“29. (1) A person (a ‘service-provider’) concerned with the provision of a service to the public or a section of the public (for payment or not) must not discriminate against a person requiring the service by not providing the person with the service.
(2) A service-provider (A) must not, in providing the service, discriminate against a person (B)—
(a) as to the terms on which A provides the service to B;
(b) by terminating the provision of the service to B;
(c) by subjecting B to any other detriment. …”
(Subsections (3), (4) and (5) prohibit harassment and victimisation by a service-provider.)
119. Part 4 makes the same or similar provision in relation to persons disposing of (for example, by selling or letting) or managing premises.
120. Part 5 (see also Schedules 6, 7, 8 and 9) makes it unlawful to discriminate against, harass or victimise a person at work or in some forms of employment. It regulates prohibited conduct against prospective, existing and former employees and other workers, and applies to all employers, to partnerships, the police, the Bar, advocates, officeholders, appointments (etc) to public offices, qualification bodies, employment service-providers, trade organisations, and local authorities. In the ordinary employment context, section 39(1) and (2) prohibits discrimination by employers against applicants for employment and employees, in summary, in deciding who should be offered employment, in the terms of employment afforded, in dismissing a person or in subjecting that person to any other detriment.

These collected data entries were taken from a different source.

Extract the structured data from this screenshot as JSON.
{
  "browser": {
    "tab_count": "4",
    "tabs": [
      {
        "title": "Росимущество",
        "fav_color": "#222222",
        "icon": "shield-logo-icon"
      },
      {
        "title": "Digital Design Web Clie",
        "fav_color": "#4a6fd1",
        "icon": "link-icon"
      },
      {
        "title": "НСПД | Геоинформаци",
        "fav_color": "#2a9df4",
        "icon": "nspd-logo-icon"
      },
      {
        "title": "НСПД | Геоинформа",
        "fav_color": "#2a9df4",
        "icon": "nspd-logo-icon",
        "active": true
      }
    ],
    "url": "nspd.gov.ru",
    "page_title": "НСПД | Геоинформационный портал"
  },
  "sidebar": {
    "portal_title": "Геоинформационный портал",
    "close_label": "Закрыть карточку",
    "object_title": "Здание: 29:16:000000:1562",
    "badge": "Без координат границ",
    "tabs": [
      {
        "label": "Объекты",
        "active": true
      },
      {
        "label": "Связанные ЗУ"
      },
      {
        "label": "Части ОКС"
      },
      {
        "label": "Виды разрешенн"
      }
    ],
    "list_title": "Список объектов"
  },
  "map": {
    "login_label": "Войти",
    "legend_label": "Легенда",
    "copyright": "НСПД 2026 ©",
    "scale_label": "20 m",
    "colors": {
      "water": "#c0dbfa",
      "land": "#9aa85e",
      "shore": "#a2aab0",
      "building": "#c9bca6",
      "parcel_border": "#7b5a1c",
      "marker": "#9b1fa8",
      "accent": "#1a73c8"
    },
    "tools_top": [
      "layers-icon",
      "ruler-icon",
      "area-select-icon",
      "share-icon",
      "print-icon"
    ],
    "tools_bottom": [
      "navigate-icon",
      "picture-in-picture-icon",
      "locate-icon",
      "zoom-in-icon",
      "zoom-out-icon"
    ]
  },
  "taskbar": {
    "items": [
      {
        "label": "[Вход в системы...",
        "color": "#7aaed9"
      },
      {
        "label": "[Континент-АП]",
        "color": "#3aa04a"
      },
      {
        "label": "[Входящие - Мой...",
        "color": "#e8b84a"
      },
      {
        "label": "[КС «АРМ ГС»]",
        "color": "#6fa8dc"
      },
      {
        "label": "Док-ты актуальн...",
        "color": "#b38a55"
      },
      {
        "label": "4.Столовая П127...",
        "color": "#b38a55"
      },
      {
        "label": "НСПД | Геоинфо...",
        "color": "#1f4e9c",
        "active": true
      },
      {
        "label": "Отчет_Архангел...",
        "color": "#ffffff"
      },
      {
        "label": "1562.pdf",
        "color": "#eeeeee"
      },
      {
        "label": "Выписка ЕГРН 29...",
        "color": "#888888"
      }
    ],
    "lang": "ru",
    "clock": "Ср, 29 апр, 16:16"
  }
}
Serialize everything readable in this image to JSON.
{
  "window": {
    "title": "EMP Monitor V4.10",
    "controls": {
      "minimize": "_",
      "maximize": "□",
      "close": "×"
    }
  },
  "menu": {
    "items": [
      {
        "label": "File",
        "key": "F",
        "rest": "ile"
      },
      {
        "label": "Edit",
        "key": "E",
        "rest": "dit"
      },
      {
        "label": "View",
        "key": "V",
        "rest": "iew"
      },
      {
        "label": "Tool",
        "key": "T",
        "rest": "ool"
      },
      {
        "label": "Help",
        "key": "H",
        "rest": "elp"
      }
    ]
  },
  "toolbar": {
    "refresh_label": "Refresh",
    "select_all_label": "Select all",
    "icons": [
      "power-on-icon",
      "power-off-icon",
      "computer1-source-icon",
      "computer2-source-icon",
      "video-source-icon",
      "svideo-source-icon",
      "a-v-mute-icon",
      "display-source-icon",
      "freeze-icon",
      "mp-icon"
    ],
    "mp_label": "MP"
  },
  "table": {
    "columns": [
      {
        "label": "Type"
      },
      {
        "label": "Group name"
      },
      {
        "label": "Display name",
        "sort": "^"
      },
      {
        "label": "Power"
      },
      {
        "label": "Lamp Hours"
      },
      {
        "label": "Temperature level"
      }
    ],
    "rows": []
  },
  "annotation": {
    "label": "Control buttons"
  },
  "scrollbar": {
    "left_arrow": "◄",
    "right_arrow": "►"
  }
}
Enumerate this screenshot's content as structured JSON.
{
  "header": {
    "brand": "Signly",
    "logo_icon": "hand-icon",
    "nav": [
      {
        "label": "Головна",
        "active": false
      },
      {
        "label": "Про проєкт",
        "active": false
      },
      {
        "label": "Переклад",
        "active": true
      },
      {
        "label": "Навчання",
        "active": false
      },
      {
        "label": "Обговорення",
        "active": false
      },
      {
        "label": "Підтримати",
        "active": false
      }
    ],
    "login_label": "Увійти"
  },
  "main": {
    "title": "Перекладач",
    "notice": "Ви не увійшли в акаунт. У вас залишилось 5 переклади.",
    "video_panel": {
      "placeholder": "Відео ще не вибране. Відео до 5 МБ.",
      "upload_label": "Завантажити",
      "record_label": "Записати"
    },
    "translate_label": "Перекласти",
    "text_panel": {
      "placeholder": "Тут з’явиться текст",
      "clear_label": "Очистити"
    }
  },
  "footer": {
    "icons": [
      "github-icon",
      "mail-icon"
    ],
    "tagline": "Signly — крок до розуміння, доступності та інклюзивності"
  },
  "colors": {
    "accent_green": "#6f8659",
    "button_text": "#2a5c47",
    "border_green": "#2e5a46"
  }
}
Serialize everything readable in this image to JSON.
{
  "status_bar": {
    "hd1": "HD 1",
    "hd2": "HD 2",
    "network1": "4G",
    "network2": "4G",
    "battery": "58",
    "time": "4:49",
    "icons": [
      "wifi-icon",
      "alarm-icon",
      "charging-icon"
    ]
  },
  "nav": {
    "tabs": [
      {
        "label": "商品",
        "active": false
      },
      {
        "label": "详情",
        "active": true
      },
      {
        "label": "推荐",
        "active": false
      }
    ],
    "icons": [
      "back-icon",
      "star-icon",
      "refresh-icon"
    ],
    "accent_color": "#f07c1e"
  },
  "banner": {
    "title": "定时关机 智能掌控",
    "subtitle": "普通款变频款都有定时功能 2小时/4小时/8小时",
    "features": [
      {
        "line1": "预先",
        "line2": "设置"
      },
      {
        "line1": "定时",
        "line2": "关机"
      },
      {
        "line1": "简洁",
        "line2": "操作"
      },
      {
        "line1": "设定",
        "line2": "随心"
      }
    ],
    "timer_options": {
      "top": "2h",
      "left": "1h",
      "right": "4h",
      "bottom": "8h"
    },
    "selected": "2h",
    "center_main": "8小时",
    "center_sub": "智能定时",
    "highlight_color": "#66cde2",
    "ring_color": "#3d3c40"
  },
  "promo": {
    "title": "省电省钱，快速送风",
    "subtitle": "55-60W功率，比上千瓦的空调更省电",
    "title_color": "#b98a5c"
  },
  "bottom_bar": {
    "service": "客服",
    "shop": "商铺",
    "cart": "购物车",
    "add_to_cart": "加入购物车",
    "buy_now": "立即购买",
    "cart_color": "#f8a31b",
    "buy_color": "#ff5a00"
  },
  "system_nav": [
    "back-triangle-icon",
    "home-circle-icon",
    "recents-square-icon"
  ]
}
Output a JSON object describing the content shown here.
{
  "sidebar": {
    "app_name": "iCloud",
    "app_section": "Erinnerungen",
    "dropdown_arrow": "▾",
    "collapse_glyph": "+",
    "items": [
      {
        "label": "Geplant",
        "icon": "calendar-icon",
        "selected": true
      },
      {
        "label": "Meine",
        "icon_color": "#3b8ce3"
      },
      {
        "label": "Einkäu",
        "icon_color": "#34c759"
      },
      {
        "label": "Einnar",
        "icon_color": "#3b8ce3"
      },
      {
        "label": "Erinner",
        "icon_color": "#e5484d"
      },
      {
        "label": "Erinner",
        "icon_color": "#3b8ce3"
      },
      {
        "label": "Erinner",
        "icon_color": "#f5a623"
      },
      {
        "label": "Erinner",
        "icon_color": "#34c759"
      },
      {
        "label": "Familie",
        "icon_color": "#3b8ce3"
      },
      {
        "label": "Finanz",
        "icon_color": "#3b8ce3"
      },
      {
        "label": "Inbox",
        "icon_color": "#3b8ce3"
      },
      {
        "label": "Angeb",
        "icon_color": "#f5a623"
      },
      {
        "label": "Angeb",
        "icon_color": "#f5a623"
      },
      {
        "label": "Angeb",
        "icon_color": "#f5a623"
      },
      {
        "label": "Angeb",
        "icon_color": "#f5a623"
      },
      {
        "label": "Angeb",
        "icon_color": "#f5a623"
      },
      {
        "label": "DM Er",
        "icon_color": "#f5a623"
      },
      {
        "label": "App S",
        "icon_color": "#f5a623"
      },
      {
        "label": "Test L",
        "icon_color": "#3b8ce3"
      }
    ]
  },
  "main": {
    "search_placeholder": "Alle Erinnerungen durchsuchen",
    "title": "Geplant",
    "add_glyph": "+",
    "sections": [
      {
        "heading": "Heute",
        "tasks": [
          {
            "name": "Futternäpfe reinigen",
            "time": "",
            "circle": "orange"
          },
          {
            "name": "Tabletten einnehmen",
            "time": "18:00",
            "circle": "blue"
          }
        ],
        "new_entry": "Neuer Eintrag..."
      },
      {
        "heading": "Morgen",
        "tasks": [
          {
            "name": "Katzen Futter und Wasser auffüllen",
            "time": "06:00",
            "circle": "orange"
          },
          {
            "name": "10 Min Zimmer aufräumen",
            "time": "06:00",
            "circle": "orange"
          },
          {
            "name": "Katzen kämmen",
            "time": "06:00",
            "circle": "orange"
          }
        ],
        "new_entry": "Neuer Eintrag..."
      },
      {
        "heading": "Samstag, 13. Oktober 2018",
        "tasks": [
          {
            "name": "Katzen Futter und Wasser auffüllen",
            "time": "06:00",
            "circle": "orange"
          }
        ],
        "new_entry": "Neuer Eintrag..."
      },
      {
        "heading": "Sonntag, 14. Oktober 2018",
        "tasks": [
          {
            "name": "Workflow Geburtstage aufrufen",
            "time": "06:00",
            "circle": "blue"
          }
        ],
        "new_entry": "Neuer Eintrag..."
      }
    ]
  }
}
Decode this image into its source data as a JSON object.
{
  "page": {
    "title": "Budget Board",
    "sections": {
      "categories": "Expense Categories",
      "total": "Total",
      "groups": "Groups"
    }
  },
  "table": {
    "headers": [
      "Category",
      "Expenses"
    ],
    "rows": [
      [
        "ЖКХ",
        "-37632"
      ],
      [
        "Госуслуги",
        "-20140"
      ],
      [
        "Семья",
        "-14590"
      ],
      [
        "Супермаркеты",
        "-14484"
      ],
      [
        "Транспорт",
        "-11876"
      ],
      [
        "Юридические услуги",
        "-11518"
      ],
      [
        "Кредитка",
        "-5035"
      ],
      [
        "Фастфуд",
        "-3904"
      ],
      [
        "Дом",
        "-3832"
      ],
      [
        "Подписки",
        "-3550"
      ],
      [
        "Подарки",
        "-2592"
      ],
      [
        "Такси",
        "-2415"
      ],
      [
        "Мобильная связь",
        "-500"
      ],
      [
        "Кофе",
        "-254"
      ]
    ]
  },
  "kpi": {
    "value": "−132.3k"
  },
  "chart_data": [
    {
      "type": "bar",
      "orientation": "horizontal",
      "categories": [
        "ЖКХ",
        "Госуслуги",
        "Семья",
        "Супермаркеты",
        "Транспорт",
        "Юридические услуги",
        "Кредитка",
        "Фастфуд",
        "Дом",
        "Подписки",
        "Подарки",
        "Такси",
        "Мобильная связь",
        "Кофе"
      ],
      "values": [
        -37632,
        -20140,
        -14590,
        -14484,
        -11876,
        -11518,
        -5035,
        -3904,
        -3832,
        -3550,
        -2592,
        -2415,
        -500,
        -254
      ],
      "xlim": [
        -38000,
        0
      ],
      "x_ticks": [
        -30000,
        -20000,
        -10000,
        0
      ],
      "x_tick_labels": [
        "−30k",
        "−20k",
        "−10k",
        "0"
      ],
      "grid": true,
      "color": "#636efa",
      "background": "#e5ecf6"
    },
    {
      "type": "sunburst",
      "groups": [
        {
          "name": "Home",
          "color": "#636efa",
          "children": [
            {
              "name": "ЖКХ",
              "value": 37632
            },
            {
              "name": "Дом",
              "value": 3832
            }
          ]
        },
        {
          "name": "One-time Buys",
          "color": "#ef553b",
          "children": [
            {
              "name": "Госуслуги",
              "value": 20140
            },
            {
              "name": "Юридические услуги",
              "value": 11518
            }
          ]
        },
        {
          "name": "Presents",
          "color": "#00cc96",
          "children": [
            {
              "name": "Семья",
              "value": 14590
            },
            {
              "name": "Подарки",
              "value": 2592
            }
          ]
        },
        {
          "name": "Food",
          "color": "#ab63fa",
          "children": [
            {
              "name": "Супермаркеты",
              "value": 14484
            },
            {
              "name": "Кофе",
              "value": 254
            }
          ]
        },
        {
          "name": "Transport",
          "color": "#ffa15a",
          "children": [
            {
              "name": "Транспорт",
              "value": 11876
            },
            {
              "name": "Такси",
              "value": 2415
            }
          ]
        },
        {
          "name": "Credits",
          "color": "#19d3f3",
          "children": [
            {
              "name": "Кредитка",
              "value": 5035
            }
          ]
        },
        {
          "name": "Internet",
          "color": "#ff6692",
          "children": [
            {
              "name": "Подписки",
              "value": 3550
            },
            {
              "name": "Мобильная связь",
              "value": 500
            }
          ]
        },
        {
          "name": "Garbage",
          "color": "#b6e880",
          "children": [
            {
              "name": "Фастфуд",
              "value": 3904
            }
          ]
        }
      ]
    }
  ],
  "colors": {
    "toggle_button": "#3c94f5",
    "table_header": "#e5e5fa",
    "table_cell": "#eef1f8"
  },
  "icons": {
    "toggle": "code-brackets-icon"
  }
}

121. This Part also contains provisions relating to equal pay between men and women. By section 64, these provisions (sections 66 to 70) apply where, “(1) … (a) a person (A) is employed on work that is equal to the work that a comparator of the opposite sex (B) does; (b) a person (A) holding a personal or public office does work that is equal to the work that a comparator of the opposite sex (B) does”. Section 65 defines equal work for these purposes, including where work is rated as equivalent by a job evaluation study or where it would have been rated as equal were the evaluation not made on a “sex-specific system” (ie a system that sets values on demands made on a worker that are “for men different from those it sets for women”): see section 65(4) and (5).